Temmuz ayı ortasında bu senenin ilk Bodrum çıkarmasını yaptık. Perşembe sabahından Pazar akşamına kadar bol bol vakit olunca o plaj senin bu plaj benim gezmek yerine değişiklik yapıp Kos’a gitmeye karar verdik. Bodrum’dan Kos’a gitmek o kadar kolay ki nasıl olmuş da daha önce gitmemişiz diye düşünmedik değil. Bodrum marinadan kalkan feribot ile 20 dakika içinde Kos’a varıyorsunuz. www.kosferibotu.com sitesinden hem sefer saatleri hem de Kapı Vizesi ile Geçiş hakkında bilgilere ulaşabilirsiniz.
Marinadan 5 dakikada adanın merkezine ulaşıyorsunuz. Hava çok sıcak olduğu için uzun uzun gezemedik ama meşhur meydanı Eleftherias meydanını, Agia Paraeskevi kilisesini, Medieval kapısını ve Evangelistria Churcuh of Ziva’yı görebildik. Hepsi birbirine 2-3 dakika mesafelerde olduğu için küçük bir merkez turu atarak hepsini gezmek mümkün.
Sıcaktan erimek üzereyken oturduğumuz bir kafede buz gibi frappucinolarımızı içtikten sonra aldığımız enerjiyle öğlen yemeği için daha önceden çeşitli bloglardan takip ettiğimiz Caravelle’in yolunu tuttuk. Merkezden Caravelle’e sahil boyunca yürüyerek yaklaşık 20 dakikada ulaşılıyor.

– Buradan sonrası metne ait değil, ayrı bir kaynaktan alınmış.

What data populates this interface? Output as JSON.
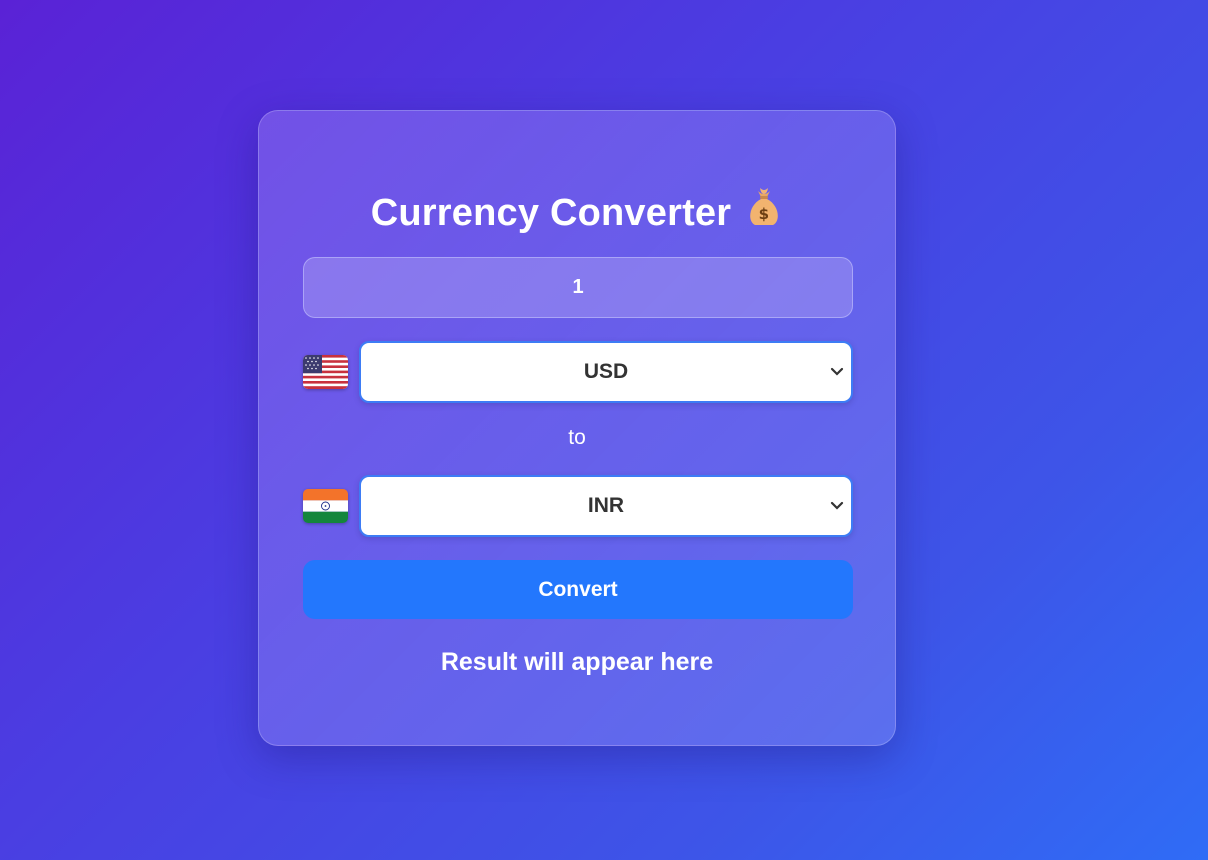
{
  "converter": {
    "title": "Currency Converter",
    "title_icon": "money-bag-icon",
    "amount_value": "1",
    "from": {
      "currency": "USD",
      "flag_icon": "us-flag-icon"
    },
    "to_label": "to",
    "to": {
      "currency": "INR",
      "flag_icon": "india-flag-icon"
    },
    "convert_label": "Convert",
    "result_text": "Result will appear here"
  },
  "colors": {
    "button": "#2377fd",
    "select_border": "#3d7cf5",
    "background_start": "#5a22d6",
    "background_end": "#2f6cf6"
  }
}
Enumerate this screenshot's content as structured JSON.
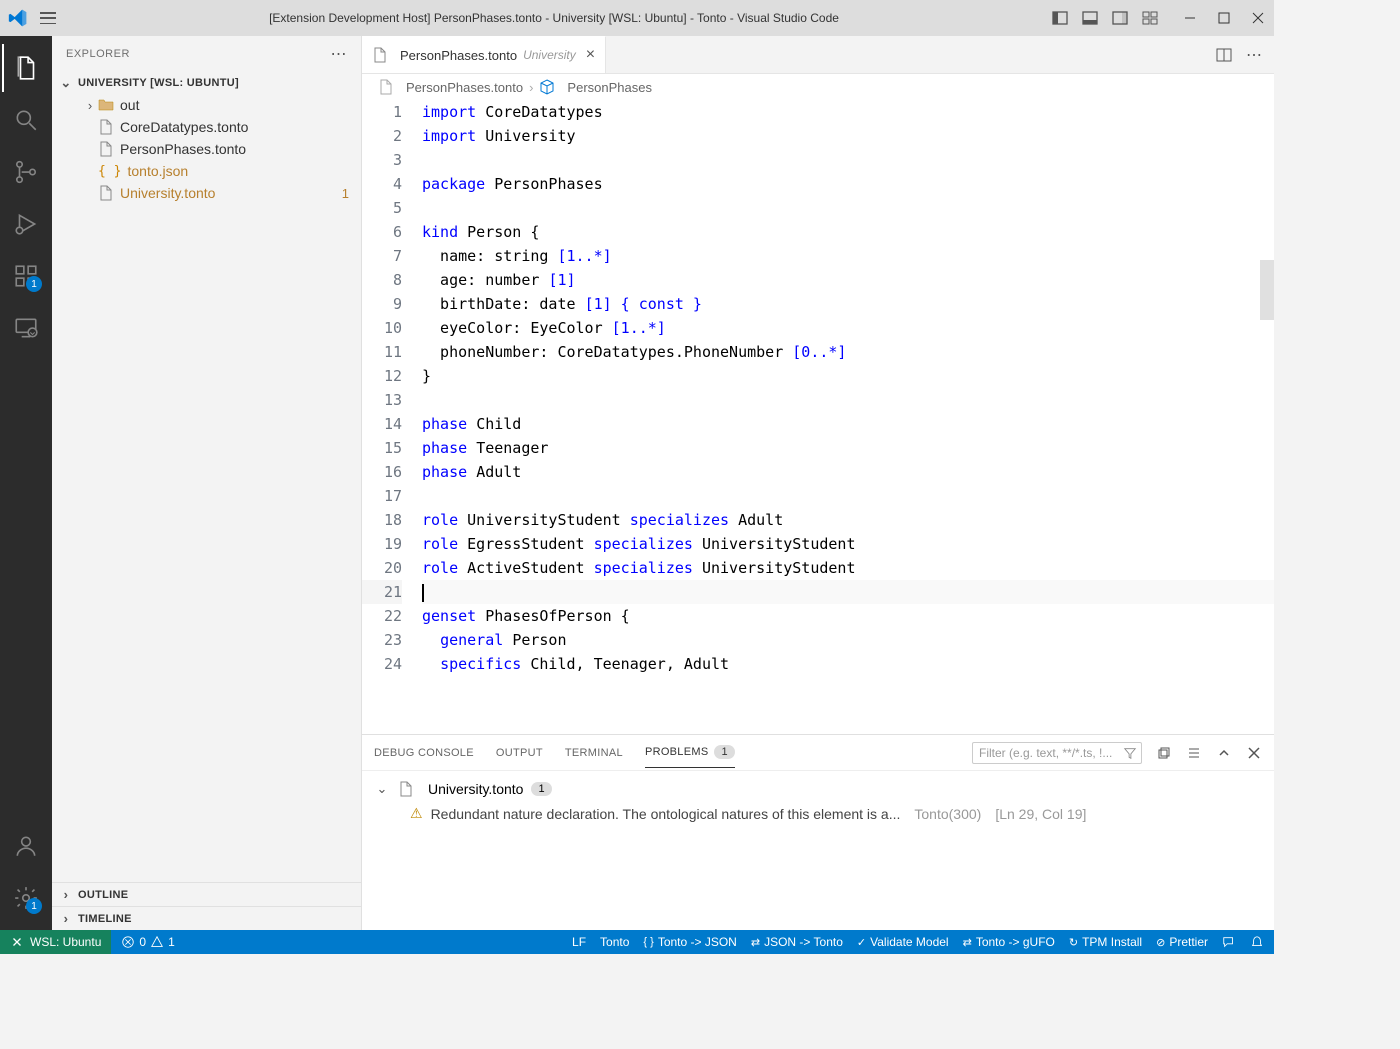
{
  "titlebar": {
    "title": "[Extension Development Host] PersonPhases.tonto - University [WSL: Ubuntu] - Tonto - Visual Studio Code"
  },
  "sidebar": {
    "title": "EXPLORER",
    "folder": "UNIVERSITY [WSL: UBUNTU]",
    "tree": [
      {
        "name": "out",
        "type": "folder",
        "indent": 1
      },
      {
        "name": "CoreDatatypes.tonto",
        "type": "file",
        "indent": 1
      },
      {
        "name": "PersonPhases.tonto",
        "type": "file",
        "indent": 1
      },
      {
        "name": "tonto.json",
        "type": "json",
        "indent": 1,
        "warning": true
      },
      {
        "name": "University.tonto",
        "type": "file",
        "indent": 1,
        "warning": true,
        "badge": "1"
      }
    ],
    "sections": {
      "outline": "OUTLINE",
      "timeline": "TIMELINE"
    }
  },
  "tabs": {
    "label": "PersonPhases.tonto",
    "desc": "University"
  },
  "breadcrumb": {
    "file": "PersonPhases.tonto",
    "symbol": "PersonPhases"
  },
  "code": {
    "lines": [
      [
        {
          "t": "import ",
          "c": "kw"
        },
        {
          "t": "CoreDatatypes",
          "c": ""
        }
      ],
      [
        {
          "t": "import ",
          "c": "kw"
        },
        {
          "t": "University",
          "c": ""
        }
      ],
      [],
      [
        {
          "t": "package ",
          "c": "kw"
        },
        {
          "t": "PersonPhases",
          "c": ""
        }
      ],
      [],
      [
        {
          "t": "kind ",
          "c": "kw"
        },
        {
          "t": "Person {",
          "c": ""
        }
      ],
      [
        {
          "t": "  name: string ",
          "c": ""
        },
        {
          "t": "[1..*]",
          "c": "kw"
        }
      ],
      [
        {
          "t": "  age: number ",
          "c": ""
        },
        {
          "t": "[1]",
          "c": "kw"
        }
      ],
      [
        {
          "t": "  birthDate: date ",
          "c": ""
        },
        {
          "t": "[1] { ",
          "c": "kw"
        },
        {
          "t": "const",
          "c": "kw"
        },
        {
          "t": " }",
          "c": "kw"
        }
      ],
      [
        {
          "t": "  eyeColor: EyeColor ",
          "c": ""
        },
        {
          "t": "[1..*]",
          "c": "kw"
        }
      ],
      [
        {
          "t": "  phoneNumber: CoreDatatypes.PhoneNumber ",
          "c": ""
        },
        {
          "t": "[0..*]",
          "c": "kw"
        }
      ],
      [
        {
          "t": "}",
          "c": ""
        }
      ],
      [],
      [
        {
          "t": "phase ",
          "c": "kw"
        },
        {
          "t": "Child",
          "c": ""
        }
      ],
      [
        {
          "t": "phase ",
          "c": "kw"
        },
        {
          "t": "Teenager",
          "c": ""
        }
      ],
      [
        {
          "t": "phase ",
          "c": "kw"
        },
        {
          "t": "Adult",
          "c": ""
        }
      ],
      [],
      [
        {
          "t": "role ",
          "c": "kw"
        },
        {
          "t": "UniversityStudent ",
          "c": ""
        },
        {
          "t": "specializes ",
          "c": "kw"
        },
        {
          "t": "Adult",
          "c": ""
        }
      ],
      [
        {
          "t": "role ",
          "c": "kw"
        },
        {
          "t": "EgressStudent ",
          "c": ""
        },
        {
          "t": "specializes ",
          "c": "kw"
        },
        {
          "t": "UniversityStudent",
          "c": ""
        }
      ],
      [
        {
          "t": "role ",
          "c": "kw"
        },
        {
          "t": "ActiveStudent ",
          "c": ""
        },
        {
          "t": "specializes ",
          "c": "kw"
        },
        {
          "t": "UniversityStudent",
          "c": ""
        }
      ],
      [],
      [
        {
          "t": "genset ",
          "c": "kw"
        },
        {
          "t": "PhasesOfPerson {",
          "c": ""
        }
      ],
      [
        {
          "t": "  ",
          "c": ""
        },
        {
          "t": "general ",
          "c": "kw"
        },
        {
          "t": "Person",
          "c": ""
        }
      ],
      [
        {
          "t": "  ",
          "c": ""
        },
        {
          "t": "specifics ",
          "c": "kw"
        },
        {
          "t": "Child, Teenager, Adult",
          "c": ""
        }
      ]
    ],
    "current_line": 21
  },
  "panel": {
    "tabs": {
      "debug": "DEBUG CONSOLE",
      "output": "OUTPUT",
      "terminal": "TERMINAL",
      "problems": "PROBLEMS",
      "problems_count": "1"
    },
    "filter_placeholder": "Filter (e.g. text, **/*.ts, !...",
    "problem_file": "University.tonto",
    "problem_file_count": "1",
    "problem_msg": "Redundant nature declaration. The ontological natures of this element is a...",
    "problem_source": "Tonto(300)",
    "problem_loc": "[Ln 29, Col 19]"
  },
  "statusbar": {
    "remote": "WSL: Ubuntu",
    "errors": "0",
    "warnings": "1",
    "lf": "LF",
    "lang": "Tonto",
    "items": [
      "Tonto -> JSON",
      "JSON -> Tonto",
      "Validate Model",
      "Tonto -> gUFO",
      "TPM Install",
      "Prettier"
    ]
  }
}
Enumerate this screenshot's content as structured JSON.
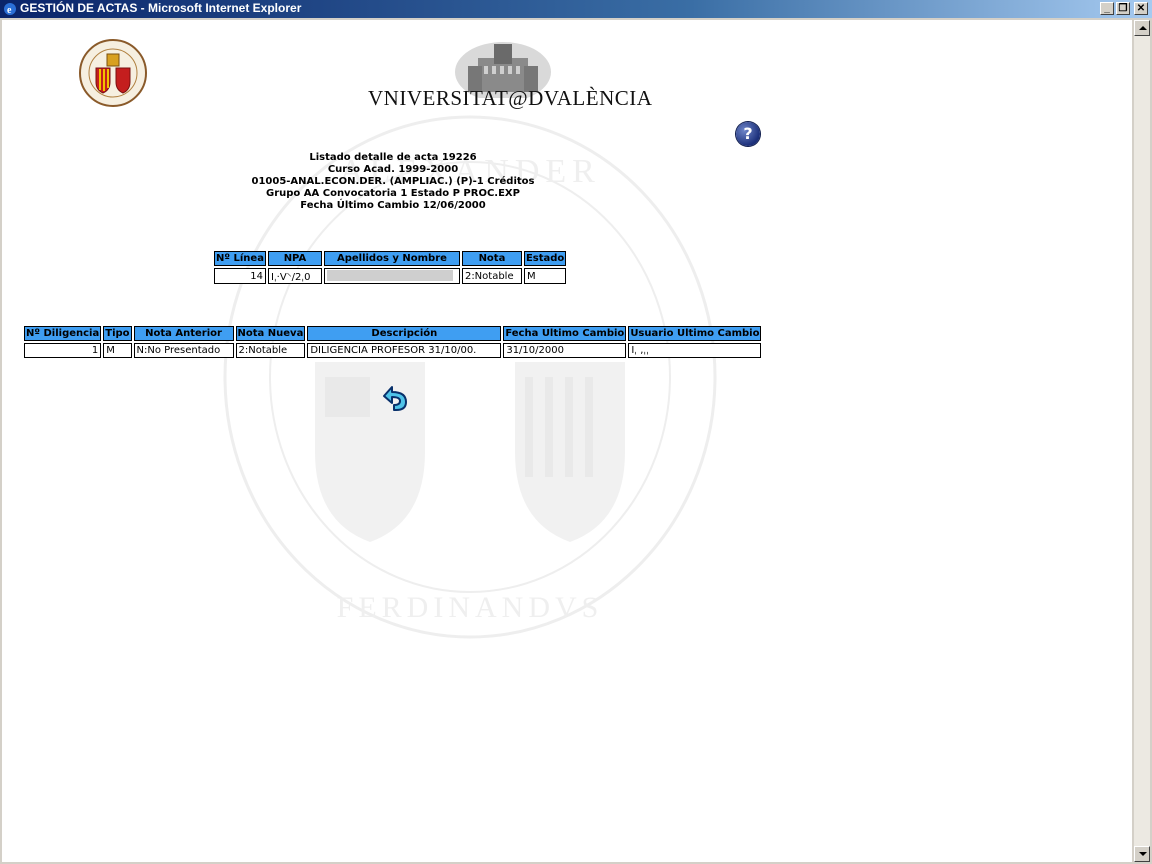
{
  "window": {
    "title": "GESTIÓN DE ACTAS - Microsoft Internet Explorer",
    "buttons": {
      "minimize": "_",
      "restore": "❐",
      "close": "✕"
    }
  },
  "brand": {
    "university": "VNIVERSITAT@DVALÈNCIA"
  },
  "header": {
    "line1": "Listado detalle de acta 19226",
    "line2": "Curso Acad. 1999-2000",
    "line3": "01005-ANAL.ECON.DER. (AMPLIAC.) (P)-1 Créditos",
    "line4": "Grupo AA Convocatoria 1 Estado P PROC.EXP",
    "line5": "Fecha Último Cambio 12/06/2000"
  },
  "student_table": {
    "headers": [
      "Nº Línea",
      "NPA",
      "Apellidos y Nombre",
      "Nota",
      "Estado"
    ],
    "row": {
      "linea": "14",
      "npa": "Iˌ·V⸌/2ˌ0",
      "nombre": "",
      "nota": "2:Notable",
      "estado": "M"
    }
  },
  "diligencia_table": {
    "headers": [
      "Nº Diligencia",
      "Tipo",
      "Nota Anterior",
      "Nota Nueva",
      "Descripción",
      "Fecha Ultimo Cambio",
      "Usuario Ultimo Cambio"
    ],
    "row": {
      "num": "1",
      "tipo": "M",
      "nota_anterior": "N:No Presentado",
      "nota_nueva": "2:Notable",
      "descripcion": "DILIGENCIA PROFESOR 31/10/00.",
      "fecha": "31/10/2000",
      "usuario": "Iˌ ,ˌˌ"
    }
  },
  "icons": {
    "help": "question-mark-icon",
    "back": "return-arrow-icon"
  },
  "help_glyph": "?"
}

Burası Fatma Hanım ve eşinin sahibi olduğu tam denizin kenarında mavi beyaz örtülü bir taverna. Sahipleri Türk olduğu için bazı garsonlar da çat pat Türkçe konuşuyorlar. Çok abartmamaya çalışarak Uzo eşliğinde Greek Salad, Simi karidesi, kalamar tava ve midye yedik ve hepsi çok güzeldi. Daha birçok çeşit mezeleri vardı ama bizim balık yiyecek bile halimiz kalmadığı için onları bir sonraki sefere bıraktık. Yemeklerin yanı sıra Caravelle’in en cazip kısmı yukarıda da söylediğimiz gibi tam deniz kenarında olması. Biz yaklaşık 3 saat boyunca güzel yemek, uzo ve güzel sohbetle çok keyifli vakit geçirdik.
Görebildiğimiz kadarıyla plajlardan denize girmek için Bodrum’u bırakıp Kos’a gelmek pek akıl işi değil ama sabahtan kaçıp uzun bir öğlen yemeğinin ardından en son sefer olan saat 6’daki feribotla tekrar Bodrum’a dönmek hiç fena fikir değil. Herkese tavsiye ederiz.